Russian Emergency Situations Ministry employees battle fire at Norilsk's combined heat and power plant No 3 on May 29.
Moscow CNN  — 

Emergency services in Russia have completed the first stage of a major cleanup operation after 20,000 tons of fuel spilled into a river in the Siberian city of Norilsk.

The fuel entered the water from a nearby power station, causing damage that one environmental group described as “catastrophic.”

Yevgeny Zinichev, the local head of the Russian Emergencies Ministry, told President Vladimir Putin on Friday that the first stage of the cleanup operation was complete, according to Russian state news agency TASS.
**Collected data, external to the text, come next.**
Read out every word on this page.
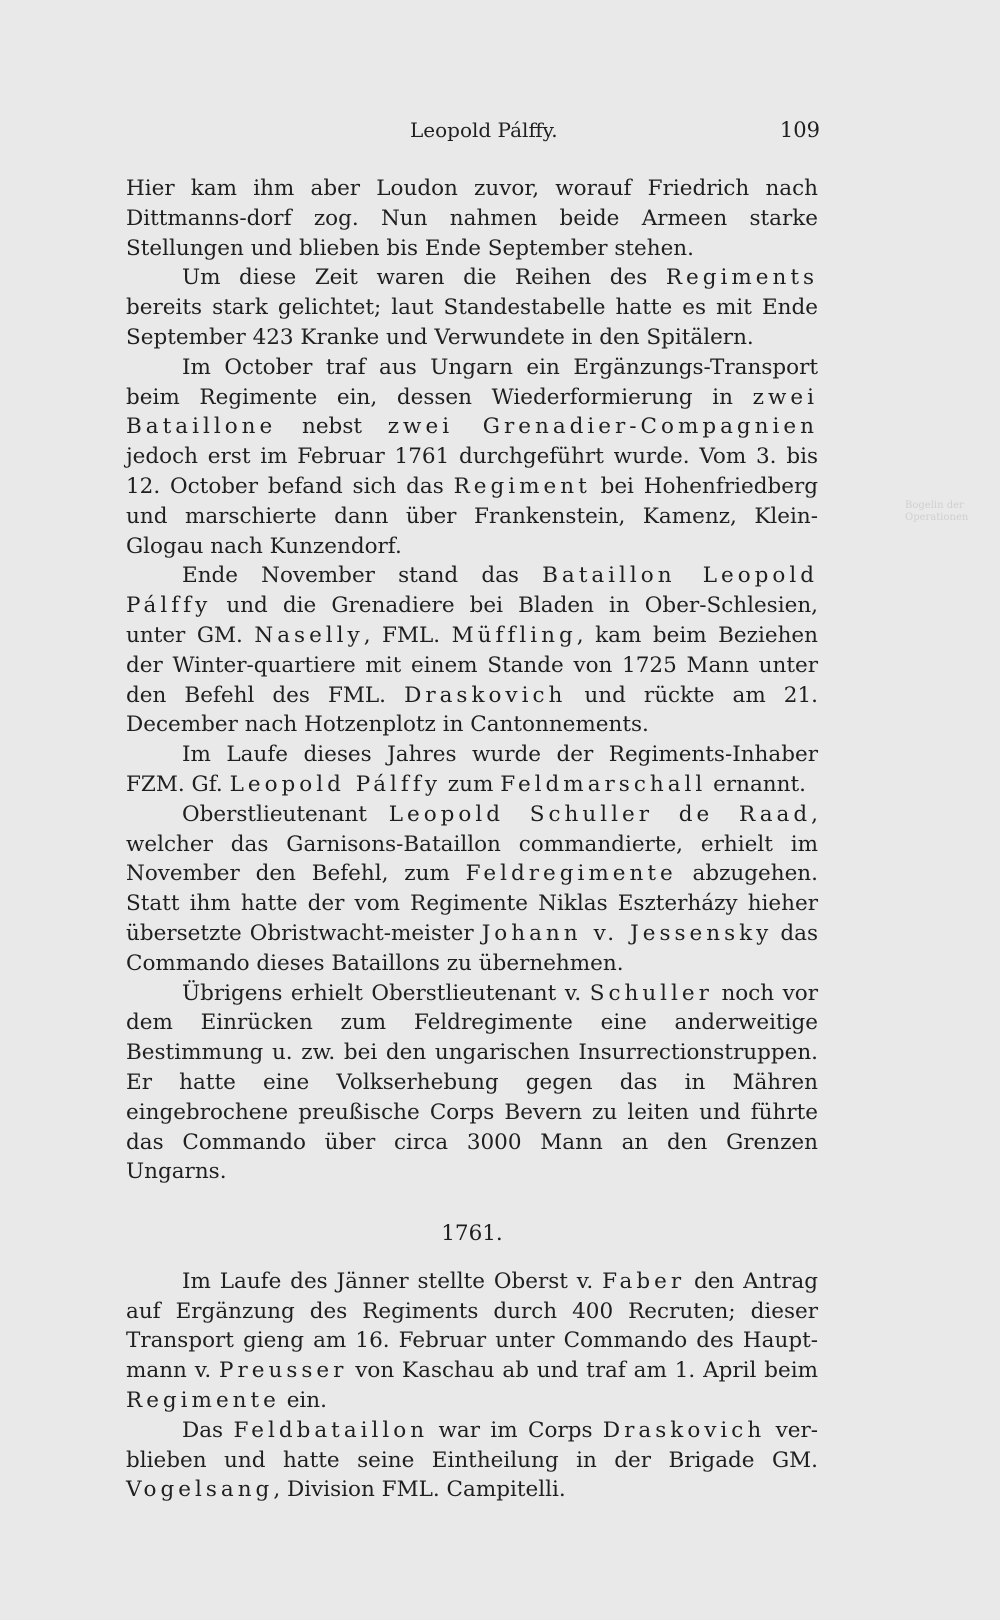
Leopold Pálffy.	109
Bogelin der Operationen

Hier kam ihm aber Loudon zuvor, worauf Friedrich nach Dittmanns-dorf zog. Nun nahmen beide Armeen starke Stellungen und blieben bis Ende September stehen.

Um diese Zeit waren die Reihen des Regiments bereits stark gelichtet; laut Standestabelle hatte es mit Ende September 423 Kranke und Verwundete in den Spitälern.

Im October traf aus Ungarn ein Ergänzungs-Transport beim Regimente ein, dessen Wiederformierung in zwei Bataillone nebst zwei Grenadier-Compagnien jedoch erst im Februar 1761 durchgeführt wurde. Vom 3. bis 12. October befand sich das Regiment bei Hohenfriedberg und marschierte dann über Frankenstein, Kamenz, Klein-Glogau nach Kunzendorf.

Ende November stand das Bataillon Leopold Pálffy und die Grenadiere bei Bladen in Ober-Schlesien, unter GM. Naselly, FML. Müffling, kam beim Beziehen der Winter-quartiere mit einem Stande von 1725 Mann unter den Befehl des FML. Draskovich und rückte am 21. December nach Hotzenplotz in Cantonnements.

Im Laufe dieses Jahres wurde der Regiments-Inhaber FZM. Gf. Leopold Pálffy zum Feldmarschall ernannt.

Oberstlieutenant Leopold Schuller de Raad, welcher das Garnisons-Bataillon commandierte, erhielt im November den Befehl, zum Feldregimente abzugehen. Statt ihm hatte der vom Regimente Niklas Eszterházy hieher übersetzte Obristwacht-meister Johann v. Jessensky das Commando dieses Bataillons zu übernehmen.

Übrigens erhielt Oberstlieutenant v. Schuller noch vor dem Einrücken zum Feldregimente eine anderweitige Bestimmung u. zw. bei den ungarischen Insurrectionstruppen. Er hatte eine Volkserhebung gegen das in Mähren eingebrochene preußische Corps Bevern zu leiten und führte das Commando über circa 3000 Mann an den Grenzen Ungarns.

1761.

Im Laufe des Jänner stellte Oberst v. Faber den Antrag auf Ergänzung des Regiments durch 400 Recruten; dieser Transport gieng am 16. Februar unter Commando des Haupt-mann v. Preusser von Kaschau ab und traf am 1. April beim Regimente ein.

Das Feldbataillon war im Corps Draskovich ver-blieben und hatte seine Eintheilung in der Brigade GM. Vogelsang, Division FML. Campitelli.
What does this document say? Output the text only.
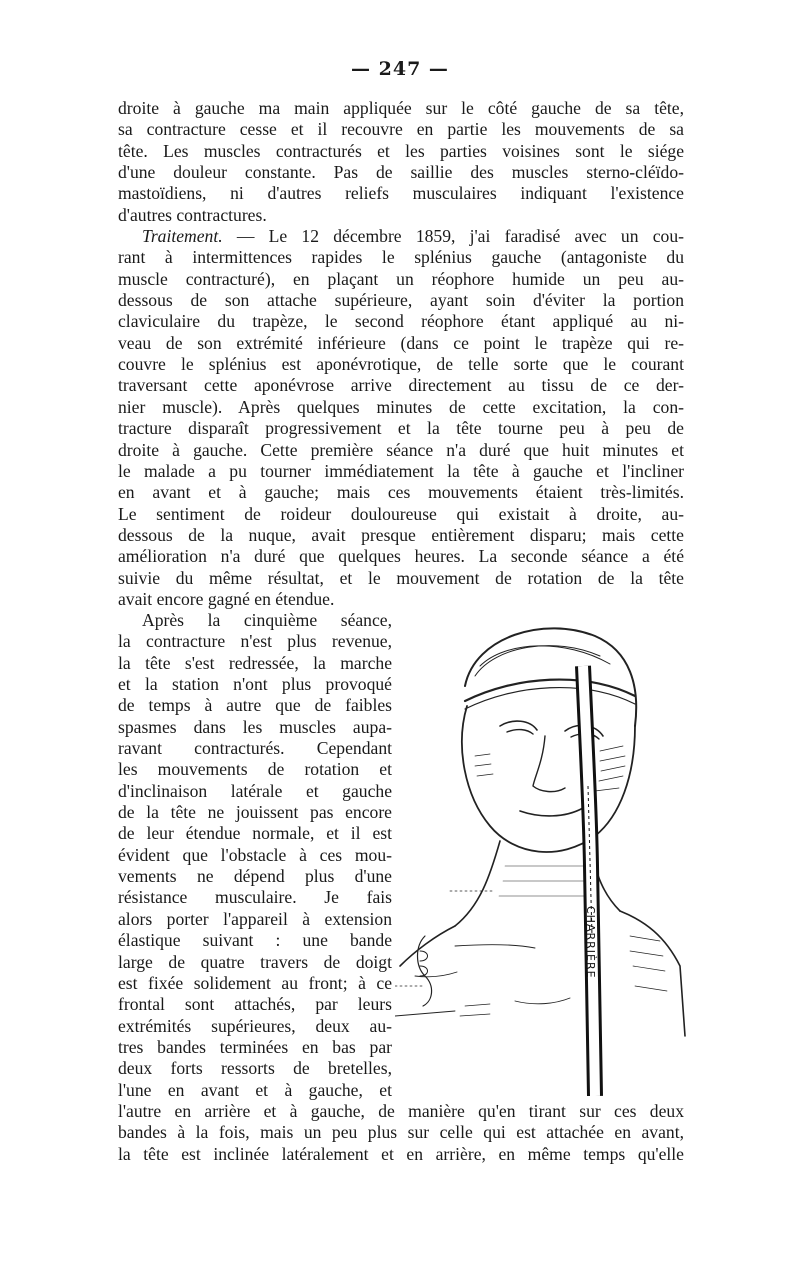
— 247 —
droite à gauche ma main appliquée sur le côté gauche de sa tête,
sa contracture cesse et il recouvre en partie les mouvements de sa
tête. Les muscles contracturés et les parties voisines sont le siége
d'une douleur constante. Pas de saillie des muscles sterno-cléïdo-
mastoïdiens, ni d'autres reliefs musculaires indiquant l'existence
d'autres contractures.
Traitement. — Le 12 décembre 1859, j'ai faradisé avec un cou-
rant à intermittences rapides le splénius gauche (antagoniste du
muscle contracturé), en plaçant un réophore humide un peu au-
dessous de son attache supérieure, ayant soin d'éviter la portion
claviculaire du trapèze, le second réophore étant appliqué au ni-
veau de son extrémité inférieure (dans ce point le trapèze qui re-
couvre le splénius est aponévrotique, de telle sorte que le courant
traversant cette aponévrose arrive directement au tissu de ce der-
nier muscle). Après quelques minutes de cette excitation, la con-
tracture disparaît progressivement et la tête tourne peu à peu de
droite à gauche. Cette première séance n'a duré que huit minutes et
le malade a pu tourner immédiatement la tête à gauche et l'incliner
en avant et à gauche; mais ces mouvements étaient très-limités.
Le sentiment de roideur douloureuse qui existait à droite, au-
dessous de la nuque, avait presque entièrement disparu; mais cette
amélioration n'a duré que quelques heures. La seconde séance a été
suivie du même résultat, et le mouvement de rotation de la tête
avait encore gagné en étendue.
Après la cinquième séance,
la contracture n'est plus revenue,
la tête s'est redressée, la marche
et la station n'ont plus provoqué
de temps à autre que de faibles
spasmes dans les muscles aupa-
ravant contracturés. Cependant
les mouvements de rotation et
d'inclinaison latérale et gauche
de la tête ne jouissent pas encore
de leur étendue normale, et il est
évident que l'obstacle à ces mou-
vements ne dépend plus d'une
résistance musculaire. Je fais
alors porter l'appareil à extension
élastique suivant : une bande
large de quatre travers de doigt
est fixée solidement au front; à ce
frontal sont attachés, par leurs
extrémités supérieures, deux au-
tres bandes terminées en bas par
deux forts ressorts de bretelles,
l'une en avant et à gauche, et
CHARRIÈRE
l'autre en arrière et à gauche, de manière qu'en tirant sur ces deux
bandes à la fois, mais un peu plus sur celle qui est attachée en avant,
la tête est inclinée latéralement et en arrière, en même temps qu'elle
“The event, the emergency situation was localized on June 1,”Zinichev said, according to the agency.

Putin has declared a state of emergency in Norilsk over the spill.

In a statement released Friday, Russia’s prosecutor general linked the disaster in the Arctic city to permafrost thawing.

“According to available data, a preliminary reason for the depressurization of the tank with diesel fuel was the subsidence of the soil and the concrete platform under it,” the statement read.

“In order to prevent the recurrence of a similar situation at especially dangerous facilities located in territories subject to permafrost thawing, the Prosecutor General of the Russian Federation Igor Krasnov, the regional prosecutors and environmental prosecutors have been instructed to conduct a comprehensive audit of such locations.”

A large diesel spill in the Ambarnaya River outside Norilsk on June 3.

The prosecutors said they would continue to investigate how the Norilsk spill occurred.

The power station’s employees originally tried to contain the fuel on their own and did not report the incident to emergency services for two days, head of the Ministry of Emergency Situations Evgeny Zinichev said Wednesday during a meeting with Putin which was broadcast on national television.

Norilsk has been historically among one of the world’s most polluted cities. According to a 2018 NASA study based on satellite data, Norilsk tops the list for worst sulphur dioxide pollution, spewing 1.9 million tons of the gas over the Arctic tundra.